Room 509, Cosmology Building, NTU
(臺灣大學次震宇宙館 509研討室)
The global and local Langlands-Kottwitz methods (2): Local trace formula and local Shimura varieties I
Yihang Zhu (Yau Mathematical Sciences Center, Tsinghua University)
Abstract
The Langlands-Kottwitz method seeks to express the trace of Frobenius-Hecke operators on the cohomology of Shimura varieties in a formula resembling the geometric side of the Arthur-Selberg trace formula. This formula involves, among other things, orbital and twisted orbital integrals, which are intriguing objects in local harmonic analysis.
In the second and third lectures, we will explore a local analogue of the global formula. This is ongoing joint work with Rong Zhou. The local formula relates the cohomology of some local Shimura varieties (which are spaces closely related to Rapoport-Zink spaces and p-adic period domains) with twisted orbital integrals. The discrete summation over Kottwitz triples in the global formula is replaced by a "continuous" integral over conjugacy classes.

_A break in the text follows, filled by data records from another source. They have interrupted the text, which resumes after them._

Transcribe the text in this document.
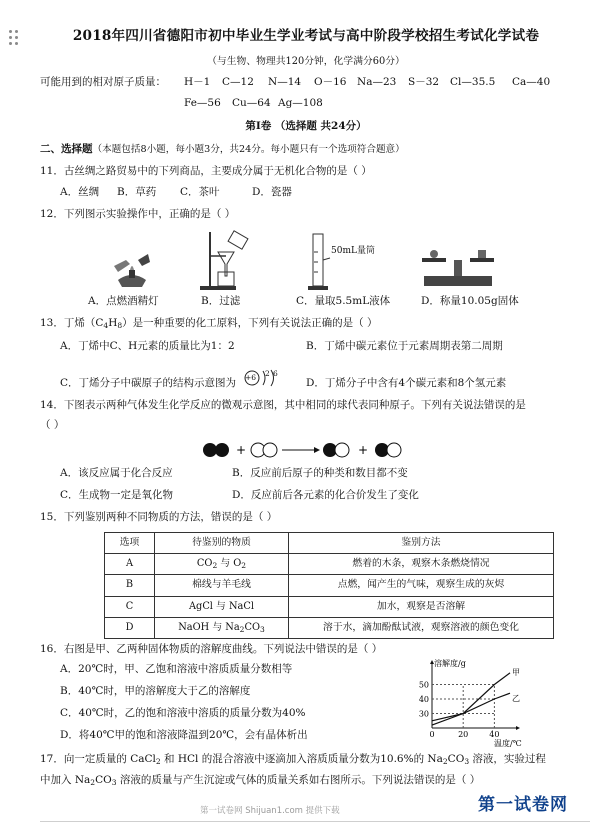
2018年四川省德阳市初中毕业生学业考试与高中阶段学校招生考试化学试卷
（与生物、物理共120分钟，化学满分60分）
可能用到的相对原子质量： H－1 C—12 N—14 O－16 Na—23 S－32 Cl—35.5 Ca—40
Fe—56 Cu—64 Ag—108
第Ⅰ卷 （选择题 共24分）
二、选择题（本题包括8小题，每小题3分，共24分。每小题只有一个选项符合题意）
11．古丝绸之路贸易中的下列商品，主要成分属于无机化合物的是（ ）
A．丝绸 B．草药 C．茶叶	D．瓷器
12．下列图示实验操作中，正确的是（ ）
50mL量筒
A．点燃酒精灯	B．过滤	C．量取5.5mL液体	D．称量10.05g固体
13．丁烯$(C_4H_8)$是一种重要的化工原料，下列有关说法正确的是（ ）
A．丁烯中C、H元素的质量比为1：2	B．丁烯中碳元素位于元素周期表第二周期
C．丁烯分子中碳原子的结构示意图为 +6 2 6
D．丁烯分子中含有4个碳元素和8个氢元素
14．下图表示两种气体发生化学反应的微观示意图，其中相同的球代表同种原子。下列有关说法错误的是
（ ）
+	+
A．该反应属于化合反应	B．反应前后原子的种类和数目都不变
C．生成物一定是氧化物	D．反应前后各元素的化合价发生了变化
15．下列鉴别两种不同物质的方法，错误的是（ ）
选项	待鉴别的物质	鉴别方法
A	$CO_2$ 与 $O_2$	燃着的木条，观察木条燃烧情况
B	棉线与羊毛线	点燃，闻产生的气味，观察生成的灰烬
C	AgCl 与 NaCl	加水，观察是否溶解
D	NaOH 与 $Na_2CO_3$	溶于水，滴加酚酞试液，观察溶液的颜色变化
16．右图是甲、乙两种固体物质的溶解度曲线。下列说法中错误的是（ ）
A．20℃时，甲、乙饱和溶液中溶质质量分数相等
B．40℃时，甲的溶解度大于乙的溶解度
C．40℃时，乙的饱和溶液中溶质的质量分数为40%
D．将40℃甲的饱和溶液降温到20℃，会有晶体析出
30
40
50
0	20	40
甲
乙
溶解度/g
温度/℃
17．向一定质量的 CaCl$_2$ 和 HCl 的混合溶液中逐滴加入溶质质量分数为10.6%的 $Na_2CO_3$ 溶液，实验过程
中加入 $Na_2CO_3$ 溶液的质量与产生沉淀或气体的质量关系如右图所示。下列说法错误的是（ ）
第一试卷网 Shijuan1.com 提供下载	第一试卷网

We expect that potential applications of the local formula are two-fold: One can use techniques from local harmonic analysis and trace formula to try and understand the cohomology of local Shimura varieties, and conversely use knowledge about the latter to prove things about local harmonic analysis. As an illustration of the second direction, we explain a new approach towards Rapoport's conjecture on the vanishing of certain twisted orbital integrals. This conjecture is a natural statement in local harmonic analysis, and is also a key ingredient in the global Langlands-Kottwitz method for a non-quasi-split prime. In this approach, we reduce the problem to a conjecture about local Shimura varieties, and the latter is susceptible to a local proof using Xinwen Zhu’s recent work on categorical local Langlands. To this end, we will explain what we understand of Xinwen Zhu's work.
Organizer
Chia-Fu Yu(Academia Sinica)